Como planejar uma aula de história a partir da interpretação histórica das

protonarrativas da canção? Definitivamente esta pergunta não constitui objeto desta

investigação. Ao final deste longo caminho percorrido, nos sobra fôlego para

somente afirmar que parte da resposta encontra-se sinalizada neste trabalho e que

possíveis respostas fundamentadas apontam para perspectivas futuras de

investigação.

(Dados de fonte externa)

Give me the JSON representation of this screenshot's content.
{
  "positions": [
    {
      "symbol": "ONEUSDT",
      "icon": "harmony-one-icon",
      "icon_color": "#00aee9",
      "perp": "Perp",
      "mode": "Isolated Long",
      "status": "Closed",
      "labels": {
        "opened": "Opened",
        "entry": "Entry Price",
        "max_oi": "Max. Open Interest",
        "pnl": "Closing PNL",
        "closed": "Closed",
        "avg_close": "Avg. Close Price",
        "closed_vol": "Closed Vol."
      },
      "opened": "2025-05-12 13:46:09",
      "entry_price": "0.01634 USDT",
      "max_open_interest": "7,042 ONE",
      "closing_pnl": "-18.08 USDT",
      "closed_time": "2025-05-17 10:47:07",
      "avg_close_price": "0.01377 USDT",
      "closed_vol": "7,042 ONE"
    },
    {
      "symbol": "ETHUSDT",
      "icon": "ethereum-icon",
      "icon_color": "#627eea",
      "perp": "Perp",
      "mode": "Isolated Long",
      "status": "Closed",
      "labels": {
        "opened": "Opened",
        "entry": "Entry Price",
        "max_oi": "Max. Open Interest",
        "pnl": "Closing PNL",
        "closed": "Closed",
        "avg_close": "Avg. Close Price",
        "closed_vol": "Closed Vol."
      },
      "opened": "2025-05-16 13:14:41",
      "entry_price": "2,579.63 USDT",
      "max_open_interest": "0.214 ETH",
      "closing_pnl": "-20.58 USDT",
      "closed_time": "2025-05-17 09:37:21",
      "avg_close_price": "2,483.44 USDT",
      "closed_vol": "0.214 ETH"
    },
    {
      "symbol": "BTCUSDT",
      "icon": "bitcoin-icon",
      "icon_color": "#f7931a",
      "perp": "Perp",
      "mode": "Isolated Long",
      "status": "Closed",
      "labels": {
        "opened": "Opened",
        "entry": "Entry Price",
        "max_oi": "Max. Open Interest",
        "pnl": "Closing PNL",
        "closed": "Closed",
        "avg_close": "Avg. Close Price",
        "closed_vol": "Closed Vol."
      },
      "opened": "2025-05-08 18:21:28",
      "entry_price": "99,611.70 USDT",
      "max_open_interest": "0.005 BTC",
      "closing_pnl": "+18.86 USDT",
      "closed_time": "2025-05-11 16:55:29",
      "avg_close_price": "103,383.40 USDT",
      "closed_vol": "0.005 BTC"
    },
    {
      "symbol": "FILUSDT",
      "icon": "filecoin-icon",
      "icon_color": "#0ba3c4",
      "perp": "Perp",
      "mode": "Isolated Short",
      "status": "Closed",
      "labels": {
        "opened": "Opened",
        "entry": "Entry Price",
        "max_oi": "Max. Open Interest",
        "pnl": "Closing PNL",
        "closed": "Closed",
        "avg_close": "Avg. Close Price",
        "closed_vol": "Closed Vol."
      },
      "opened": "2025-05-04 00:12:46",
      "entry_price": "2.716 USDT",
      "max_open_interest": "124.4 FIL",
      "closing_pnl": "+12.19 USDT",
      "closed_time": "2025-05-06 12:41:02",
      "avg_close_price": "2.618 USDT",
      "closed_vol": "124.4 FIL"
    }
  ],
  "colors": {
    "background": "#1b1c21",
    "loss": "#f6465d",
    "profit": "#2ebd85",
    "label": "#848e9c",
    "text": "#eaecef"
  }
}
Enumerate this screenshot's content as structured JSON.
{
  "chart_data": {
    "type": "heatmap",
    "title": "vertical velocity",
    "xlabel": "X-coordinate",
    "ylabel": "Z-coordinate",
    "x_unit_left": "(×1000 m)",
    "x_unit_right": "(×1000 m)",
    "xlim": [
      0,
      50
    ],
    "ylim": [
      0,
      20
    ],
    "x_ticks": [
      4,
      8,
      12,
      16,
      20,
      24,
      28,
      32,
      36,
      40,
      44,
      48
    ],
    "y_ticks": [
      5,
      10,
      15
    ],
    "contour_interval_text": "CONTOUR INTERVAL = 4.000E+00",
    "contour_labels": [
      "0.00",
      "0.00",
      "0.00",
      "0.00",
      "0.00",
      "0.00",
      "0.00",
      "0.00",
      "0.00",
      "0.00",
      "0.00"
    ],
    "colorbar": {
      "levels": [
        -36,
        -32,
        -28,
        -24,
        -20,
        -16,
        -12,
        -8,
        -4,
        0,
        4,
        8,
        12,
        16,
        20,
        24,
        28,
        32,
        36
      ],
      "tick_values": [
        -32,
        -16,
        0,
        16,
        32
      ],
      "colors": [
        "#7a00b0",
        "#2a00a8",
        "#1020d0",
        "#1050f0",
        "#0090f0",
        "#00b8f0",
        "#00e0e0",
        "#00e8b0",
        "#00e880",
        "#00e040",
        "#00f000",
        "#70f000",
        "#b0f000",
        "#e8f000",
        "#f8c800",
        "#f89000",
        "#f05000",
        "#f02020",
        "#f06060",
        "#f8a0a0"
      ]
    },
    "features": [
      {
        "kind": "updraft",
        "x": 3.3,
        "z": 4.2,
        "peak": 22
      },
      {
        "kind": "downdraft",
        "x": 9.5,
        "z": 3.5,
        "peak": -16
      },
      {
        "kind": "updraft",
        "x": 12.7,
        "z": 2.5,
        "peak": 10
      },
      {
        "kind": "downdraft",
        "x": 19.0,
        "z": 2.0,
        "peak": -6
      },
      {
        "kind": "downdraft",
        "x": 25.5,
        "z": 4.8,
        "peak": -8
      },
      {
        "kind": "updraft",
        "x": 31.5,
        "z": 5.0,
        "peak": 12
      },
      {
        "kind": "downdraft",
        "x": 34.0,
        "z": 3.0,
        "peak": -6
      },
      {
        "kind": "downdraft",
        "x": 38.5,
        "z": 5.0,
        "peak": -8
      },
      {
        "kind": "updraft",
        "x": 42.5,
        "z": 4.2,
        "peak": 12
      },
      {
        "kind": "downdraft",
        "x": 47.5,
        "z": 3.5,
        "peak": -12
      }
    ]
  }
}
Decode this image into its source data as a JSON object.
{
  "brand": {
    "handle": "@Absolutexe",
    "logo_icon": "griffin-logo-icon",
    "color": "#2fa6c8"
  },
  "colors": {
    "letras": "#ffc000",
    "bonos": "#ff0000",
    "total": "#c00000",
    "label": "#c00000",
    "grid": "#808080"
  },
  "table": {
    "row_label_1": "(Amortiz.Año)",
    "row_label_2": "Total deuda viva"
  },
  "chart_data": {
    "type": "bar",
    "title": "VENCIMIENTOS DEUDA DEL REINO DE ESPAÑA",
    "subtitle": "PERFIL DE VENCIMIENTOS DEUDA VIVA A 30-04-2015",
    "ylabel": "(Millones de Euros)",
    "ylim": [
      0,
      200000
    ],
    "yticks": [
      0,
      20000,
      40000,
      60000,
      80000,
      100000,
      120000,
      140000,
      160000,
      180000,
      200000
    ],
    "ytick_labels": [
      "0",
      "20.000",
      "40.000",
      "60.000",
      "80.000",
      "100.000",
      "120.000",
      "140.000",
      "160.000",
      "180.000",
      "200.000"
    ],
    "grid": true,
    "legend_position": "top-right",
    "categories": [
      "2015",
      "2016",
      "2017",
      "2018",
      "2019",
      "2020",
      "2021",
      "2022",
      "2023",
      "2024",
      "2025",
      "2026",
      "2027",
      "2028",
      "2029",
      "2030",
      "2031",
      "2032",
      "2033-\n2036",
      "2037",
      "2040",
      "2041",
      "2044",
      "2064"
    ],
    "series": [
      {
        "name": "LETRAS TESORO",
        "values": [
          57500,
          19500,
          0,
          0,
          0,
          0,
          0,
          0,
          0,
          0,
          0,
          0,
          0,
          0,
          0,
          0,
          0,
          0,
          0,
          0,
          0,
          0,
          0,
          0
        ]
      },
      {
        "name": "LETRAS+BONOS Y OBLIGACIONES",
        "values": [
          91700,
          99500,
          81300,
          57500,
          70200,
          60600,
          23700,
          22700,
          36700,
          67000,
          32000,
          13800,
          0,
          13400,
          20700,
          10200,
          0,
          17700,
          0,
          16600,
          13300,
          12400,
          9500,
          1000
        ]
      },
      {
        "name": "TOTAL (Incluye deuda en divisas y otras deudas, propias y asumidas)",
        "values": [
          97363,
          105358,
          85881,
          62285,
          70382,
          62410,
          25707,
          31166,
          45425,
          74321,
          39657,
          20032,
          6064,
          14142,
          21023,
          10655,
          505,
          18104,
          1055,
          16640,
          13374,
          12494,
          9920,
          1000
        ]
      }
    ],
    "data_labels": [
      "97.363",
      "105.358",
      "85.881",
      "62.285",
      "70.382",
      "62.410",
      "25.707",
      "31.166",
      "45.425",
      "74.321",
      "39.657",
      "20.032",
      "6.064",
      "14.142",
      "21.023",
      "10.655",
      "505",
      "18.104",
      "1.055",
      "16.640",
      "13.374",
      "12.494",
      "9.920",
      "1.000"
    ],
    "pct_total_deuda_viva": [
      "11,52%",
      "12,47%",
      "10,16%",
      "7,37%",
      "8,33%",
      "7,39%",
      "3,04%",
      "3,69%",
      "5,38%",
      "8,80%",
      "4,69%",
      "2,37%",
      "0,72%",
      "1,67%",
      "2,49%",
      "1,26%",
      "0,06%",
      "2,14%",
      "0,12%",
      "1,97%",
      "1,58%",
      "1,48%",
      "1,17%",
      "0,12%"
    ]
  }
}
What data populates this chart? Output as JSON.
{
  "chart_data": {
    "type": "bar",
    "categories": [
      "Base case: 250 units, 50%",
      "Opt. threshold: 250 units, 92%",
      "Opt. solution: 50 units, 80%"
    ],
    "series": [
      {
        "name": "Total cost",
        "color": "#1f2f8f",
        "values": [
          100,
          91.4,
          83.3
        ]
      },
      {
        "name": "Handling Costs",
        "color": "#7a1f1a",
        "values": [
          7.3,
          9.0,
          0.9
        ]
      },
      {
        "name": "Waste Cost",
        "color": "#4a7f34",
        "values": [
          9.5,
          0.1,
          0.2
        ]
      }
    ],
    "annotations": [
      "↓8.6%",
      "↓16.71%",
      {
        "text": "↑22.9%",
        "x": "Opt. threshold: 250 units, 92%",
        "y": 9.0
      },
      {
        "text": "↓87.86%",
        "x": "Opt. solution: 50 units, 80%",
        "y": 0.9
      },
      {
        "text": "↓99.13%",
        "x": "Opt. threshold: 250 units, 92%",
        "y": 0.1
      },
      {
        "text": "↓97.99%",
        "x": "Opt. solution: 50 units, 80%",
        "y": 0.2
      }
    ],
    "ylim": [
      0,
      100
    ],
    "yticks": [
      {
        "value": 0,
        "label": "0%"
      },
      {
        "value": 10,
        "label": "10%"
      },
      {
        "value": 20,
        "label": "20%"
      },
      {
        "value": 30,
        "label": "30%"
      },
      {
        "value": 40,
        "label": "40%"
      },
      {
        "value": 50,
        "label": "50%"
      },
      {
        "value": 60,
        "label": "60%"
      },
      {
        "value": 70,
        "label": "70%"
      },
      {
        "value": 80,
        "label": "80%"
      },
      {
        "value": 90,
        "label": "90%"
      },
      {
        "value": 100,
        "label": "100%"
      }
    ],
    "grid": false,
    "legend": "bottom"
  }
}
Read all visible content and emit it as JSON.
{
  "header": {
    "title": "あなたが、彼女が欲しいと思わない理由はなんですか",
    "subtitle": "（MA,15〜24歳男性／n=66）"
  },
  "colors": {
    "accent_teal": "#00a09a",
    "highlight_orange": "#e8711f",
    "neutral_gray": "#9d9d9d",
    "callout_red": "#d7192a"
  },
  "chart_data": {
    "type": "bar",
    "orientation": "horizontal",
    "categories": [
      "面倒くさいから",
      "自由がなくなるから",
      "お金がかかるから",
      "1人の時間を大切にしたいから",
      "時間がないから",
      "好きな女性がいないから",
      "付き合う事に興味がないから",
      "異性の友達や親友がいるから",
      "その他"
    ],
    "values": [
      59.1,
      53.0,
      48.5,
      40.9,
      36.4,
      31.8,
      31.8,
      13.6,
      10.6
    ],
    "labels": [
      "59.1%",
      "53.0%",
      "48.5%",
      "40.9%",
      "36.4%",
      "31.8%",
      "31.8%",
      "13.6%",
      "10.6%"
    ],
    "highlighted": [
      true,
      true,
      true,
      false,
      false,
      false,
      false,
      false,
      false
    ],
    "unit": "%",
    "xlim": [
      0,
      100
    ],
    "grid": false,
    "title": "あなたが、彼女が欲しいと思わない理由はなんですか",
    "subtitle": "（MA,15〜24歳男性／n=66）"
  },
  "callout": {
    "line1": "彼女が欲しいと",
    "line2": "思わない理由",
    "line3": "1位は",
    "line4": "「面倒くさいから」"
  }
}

A interpretação histórica das protonarrativas da canção escritas a

partir das primeiras leituras e escutas de uma fonte canção advinda dos gostos

musicais dos jovens alunos, pode constituir um ponto de partida significativo,

motivador e interessante para múltiplas perspectivas de planejamento de efetivas

Aulas de História resignificadas a partir do trabalho metódico com fontes históricas

de natureza diversa e multiperspectivadas, com vistas a atividades de avaliação

calcadas na leitura histórica da canção, na escritura de narrativas históricas da

canção, ou seja, em uma interpretação histórica da canção e nas subjacentes

funções, aplicações e efeitos do conhecimento histórico na orientação da vida

prática atual e futura, na perspectiva da Educação Histórica: eis os horizontes de

expectativa desta tese de doutorado.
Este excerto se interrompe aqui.